There was a time when as a foolish child she’d have appreciated even a single glance from the older man. Now he looked at her like she was a basket case and perhaps she was. It had been nearly eight years since she’d seen him, but it suddenly didn’t feel long enough. He’d gotten older too. He had to be thirty-eight now. He’d always been her father’s right-hand man at the fire station. Her dad had taken him under his wing when he’d started out as a firefighter. He’d moved up the ranks fast and had become an inspector before he’d been thirty and had relied heavily on her father’s counsel to deal with the internal politics of the NYPD.
The day the newest recruits to her father’s unit, including the son of her father’s superior, had turned her world upside down, Diarmid had taken a post in Boston. He’d supposed to have been at the fireman’s ball where s**t had gone down. He’d skipped the party for his job interview. She’d gotten drugged, beaten, and r***d. Her father had gotten a forced retirement and Diarmid had gotten a new life in another city.

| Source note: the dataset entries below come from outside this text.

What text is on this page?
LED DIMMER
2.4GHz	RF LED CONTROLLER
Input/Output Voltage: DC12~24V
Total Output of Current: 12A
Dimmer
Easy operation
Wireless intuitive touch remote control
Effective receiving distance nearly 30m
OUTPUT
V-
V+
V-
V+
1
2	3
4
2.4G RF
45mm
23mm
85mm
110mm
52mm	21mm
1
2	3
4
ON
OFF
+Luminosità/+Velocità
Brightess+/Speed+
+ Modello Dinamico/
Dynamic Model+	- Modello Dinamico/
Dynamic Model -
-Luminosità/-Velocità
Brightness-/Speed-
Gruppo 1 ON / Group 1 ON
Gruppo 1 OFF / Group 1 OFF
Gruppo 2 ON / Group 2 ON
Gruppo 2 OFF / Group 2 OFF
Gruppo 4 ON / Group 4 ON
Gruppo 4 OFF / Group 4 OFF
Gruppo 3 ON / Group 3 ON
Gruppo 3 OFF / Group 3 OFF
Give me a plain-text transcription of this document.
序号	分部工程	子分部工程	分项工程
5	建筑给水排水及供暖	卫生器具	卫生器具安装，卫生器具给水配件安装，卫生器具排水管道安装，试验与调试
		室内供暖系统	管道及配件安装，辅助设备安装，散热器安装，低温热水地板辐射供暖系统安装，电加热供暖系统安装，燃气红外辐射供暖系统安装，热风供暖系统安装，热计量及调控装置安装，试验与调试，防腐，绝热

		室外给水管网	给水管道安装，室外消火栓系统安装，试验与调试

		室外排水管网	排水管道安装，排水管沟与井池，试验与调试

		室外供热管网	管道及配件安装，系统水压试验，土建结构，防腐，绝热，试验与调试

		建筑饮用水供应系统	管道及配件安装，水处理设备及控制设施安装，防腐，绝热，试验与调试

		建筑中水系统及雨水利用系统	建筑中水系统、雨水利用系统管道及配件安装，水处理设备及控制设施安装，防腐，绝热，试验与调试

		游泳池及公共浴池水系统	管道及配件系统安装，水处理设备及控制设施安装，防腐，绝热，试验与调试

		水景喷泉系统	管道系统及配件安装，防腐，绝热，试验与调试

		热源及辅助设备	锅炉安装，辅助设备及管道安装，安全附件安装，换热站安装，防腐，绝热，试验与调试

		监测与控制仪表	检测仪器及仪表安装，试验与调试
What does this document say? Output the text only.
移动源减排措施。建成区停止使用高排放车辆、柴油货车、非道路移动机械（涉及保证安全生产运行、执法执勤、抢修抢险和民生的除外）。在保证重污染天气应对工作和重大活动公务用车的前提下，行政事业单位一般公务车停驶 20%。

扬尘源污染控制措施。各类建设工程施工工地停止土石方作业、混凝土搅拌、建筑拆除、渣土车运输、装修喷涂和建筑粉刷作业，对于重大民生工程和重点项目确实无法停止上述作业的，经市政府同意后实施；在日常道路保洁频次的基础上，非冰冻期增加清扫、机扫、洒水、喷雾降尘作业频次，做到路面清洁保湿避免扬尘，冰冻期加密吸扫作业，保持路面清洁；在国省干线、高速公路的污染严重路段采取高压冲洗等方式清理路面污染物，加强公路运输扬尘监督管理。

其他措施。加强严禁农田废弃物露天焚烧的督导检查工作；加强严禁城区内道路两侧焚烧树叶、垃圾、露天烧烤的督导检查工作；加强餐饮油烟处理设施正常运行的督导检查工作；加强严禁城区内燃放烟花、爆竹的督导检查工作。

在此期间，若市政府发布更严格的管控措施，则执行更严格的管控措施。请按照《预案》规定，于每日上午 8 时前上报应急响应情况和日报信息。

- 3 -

He'd never known she’d had a crush on him of course. He’d been thirty to her eighteen. She hadn’t been much for social events, attending a special private school for gifted children on scholarship when she was younger and already in year two of university. She was usually home in sweats, oversized sweaters, and her thick glasses. She had turned eighteen and her father had insisted she come with him to the annual ball. She had been nervous, but her grandmother had taken her dress shopping and she had been dreading it. Until, the week before the fireman’s ball, Diarmid had winked at her and told him to save him a dance and her stupid teenage heart had created fantasies about how he would declare his undying love while they danced at the ball.

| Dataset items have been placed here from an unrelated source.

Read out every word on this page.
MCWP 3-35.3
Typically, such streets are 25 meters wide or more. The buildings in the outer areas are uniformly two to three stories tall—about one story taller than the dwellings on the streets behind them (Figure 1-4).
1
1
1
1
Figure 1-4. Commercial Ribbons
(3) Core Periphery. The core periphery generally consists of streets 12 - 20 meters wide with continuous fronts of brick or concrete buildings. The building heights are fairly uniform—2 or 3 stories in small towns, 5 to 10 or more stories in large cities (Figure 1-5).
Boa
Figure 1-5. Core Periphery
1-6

Then when she had arrived on her father’s arm and one of the other chief inspectors had mentioned he’d heard Diarmid had gone for his interview in Boston her childish little heart had fractured. She had decided she would show him and flirt with whoever looked in her direction. In retrospect, he would neither have noticed nor cared if she had flirted or danced with anyone else because she’d just been a kid, his friend’s kid on top of it all.
Yet in all the wisdom of a girl who had never dated, never had a boyfriend, had never even had her first kiss, in her fantastical imagination, she had expected Diarmid would cancel his trip to Boston, would show up at the party and demand she stop dancing with the young men he worked with and insist they belonged together.
She grimaced as she found herself pulled into the memories and aware it was because of the man in her kitchen. She was helpless to stop them from flooding her brain. She closed her eyes against it and gripped the kitchen counter tightly. She was stronger than this and yet, she was pulled back in time.